This delightfully creepy play, based on a classic horror story by W.W. Jacobs, is paired with an informational text about how to make wishes come true.

By Jennifer Dignan
From the October 2017 Issue

Learning Objective: to draw on ideas in a drama and an informational text to form and support an opinion

Lexiles: 930L (captions); 940L (info text)
Other Key Skills: mood, character, inference, text structure, theme, close reading, critical thinking
AS YOU READ

Would you use the monkey’s paw?

Scene 1: 

An October evening, 1901—a stone cottage in the English countryside

SD1: The sounds of howling wind and pelting rain rise from the darkness, punctuated by claps of thunder.

SD2: After a minute, the sounds of the storm fade.
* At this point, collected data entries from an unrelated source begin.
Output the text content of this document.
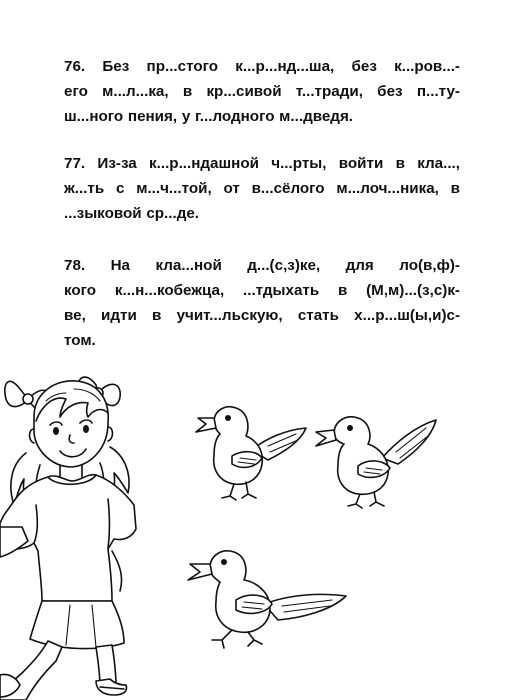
76. Без пр...стого к...р...нд...ша, без к...ров...-
его м...л...ка, в кр...сивой т...тради, без п...ту-
ш...ного пения, у г...лодного м...дведя.
77. Из-за к...р...ндашной ч...рты, войти в кла...,
ж...ть с м...ч...той, от в...сёлого м...лоч...ника, в
...зыковой ср...де.
78. На кла...ной д...(с,з)ке, для ло(в,ф)-
кого к...н...кобежца, ...тдыхать в (М,м)...(з,с)к-
ве, идти в учит...льскую, стать х...р...ш(ы,и)с-
том.
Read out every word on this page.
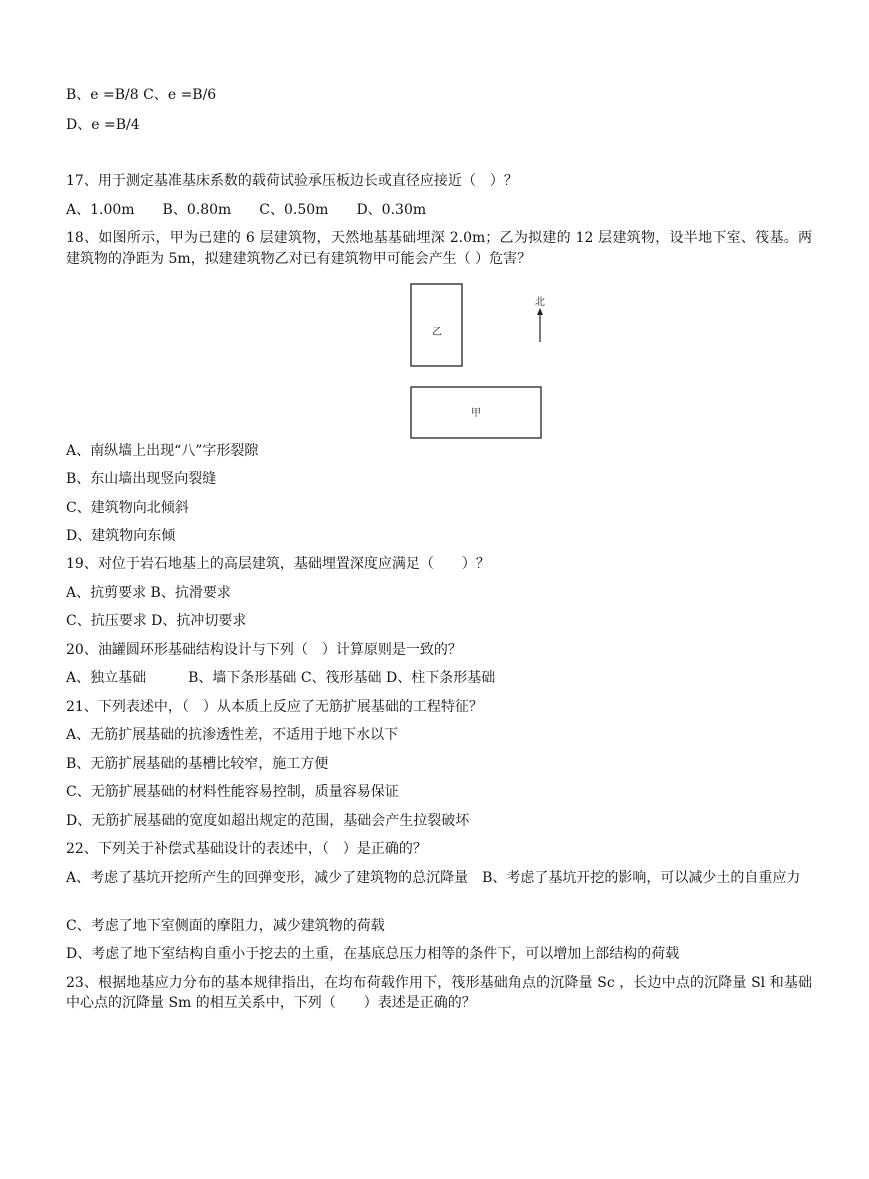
B、e =B/8 C、e =B/6

D、e =B/4

17、用于测定基准基床系数的载荷试验承压板边长或直径应接近（　）？

A、1.00m　　B、0.80m　　C、0.50m　　D、0.30m

18、如图所示，甲为已建的 6 层建筑物，天然地基基础埋深 2.0m；乙为拟建的 12 层建筑物，设半地下室、筏基。两建筑物的净距为 5m，拟建建筑物乙对已有建筑物甲可能会产生（ ）危害？

乙
甲
北

A、南纵墙上出现“八”字形裂隙

B、东山墙出现竖向裂缝

C、建筑物向北倾斜

D、建筑物向东倾

19、对位于岩石地基上的高层建筑，基础埋置深度应满足（　　）？

A、抗剪要求 B、抗滑要求

C、抗压要求 D、抗冲切要求

20、油罐圆环形基础结构设计与下列（　）计算原则是一致的？

A、独立基础　　　B、墙下条形基础 C、筏形基础 D、柱下条形基础

21、下列表述中，（　）从本质上反应了无筋扩展基础的工程特征？

A、无筋扩展基础的抗渗透性差，不适用于地下水以下

B、无筋扩展基础的基槽比较窄，施工方便

C、无筋扩展基础的材料性能容易控制，质量容易保证

D、无筋扩展基础的宽度如超出规定的范围，基础会产生拉裂破坏

22、下列关于补偿式基础设计的表述中，（　）是正确的？

A、考虑了基坑开挖所产生的回弹变形，减少了建筑物的总沉降量　B、考虑了基坑开挖的影响，可以减少土的自重应力

C、考虑了地下室侧面的摩阻力，减少建筑物的荷载

D、考虑了地下室结构自重小于挖去的土重，在基底总压力相等的条件下，可以增加上部结构的荷载

23、根据地基应力分布的基本规律指出，在均布荷载作用下，筏形基础角点的沉降量 Sc ，长边中点的沉降量 Sl 和基础中心点的沉降量 Sm 的相互关系中，下列（　　）表述是正确的？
SD3: The stage lights come up to reveal a cozy living room where Mr. and Mrs. White, their son, Herbert, and Sergeant Major Morris are gathered before a crackling fire.

Mr. White: Twenty-one years it’s been since you left, Morris! You were a young man then.

Morris: Indeed—just about Herbert’s age, I suppose.

Mrs. White: I couldn’t bear the thought of Herbert packing off to distant lands.

Morris: How have you been keeping busy, Herbert?

Herbert: I’ve got a job at Maw and Meggins. It’s a bit tedious working the machinery, but my boss has been hinting that I’ll soon be promoted.

SD4: Mrs. White places a hand on her son’s knee.

Mrs. White: We’re very proud of our boy.

Herbert: Father says you’ve been in India, Sergeant Major.

Morris (vaguely) : Hmmmm.

Mr. White: I’d rather like to visit India myself.

Morris: Trust me, you would not. Nothing but war and plagues there.

Mr. White: But what about the lively markets and enchanting old temples?

Morris: Nevertheless . . .

Mr. White: What was it you started telling me the other day, Morris? Something about a monkey’s paw?

Morris (quickly): Nothing. At least, nothing worth hearing.

Mrs. White: What’s all this? A monkey’s paw?

SD1: Morris stares into the fire for a long moment.

Morris: No . . . no, it’s best we leave that alone.

Herbert: But now we’re intrigued, Sergeant Major.

Mrs. White: Do tell!

SD2: Morris looks at the Whites’ curious faces. A muscle in his jaw twitches.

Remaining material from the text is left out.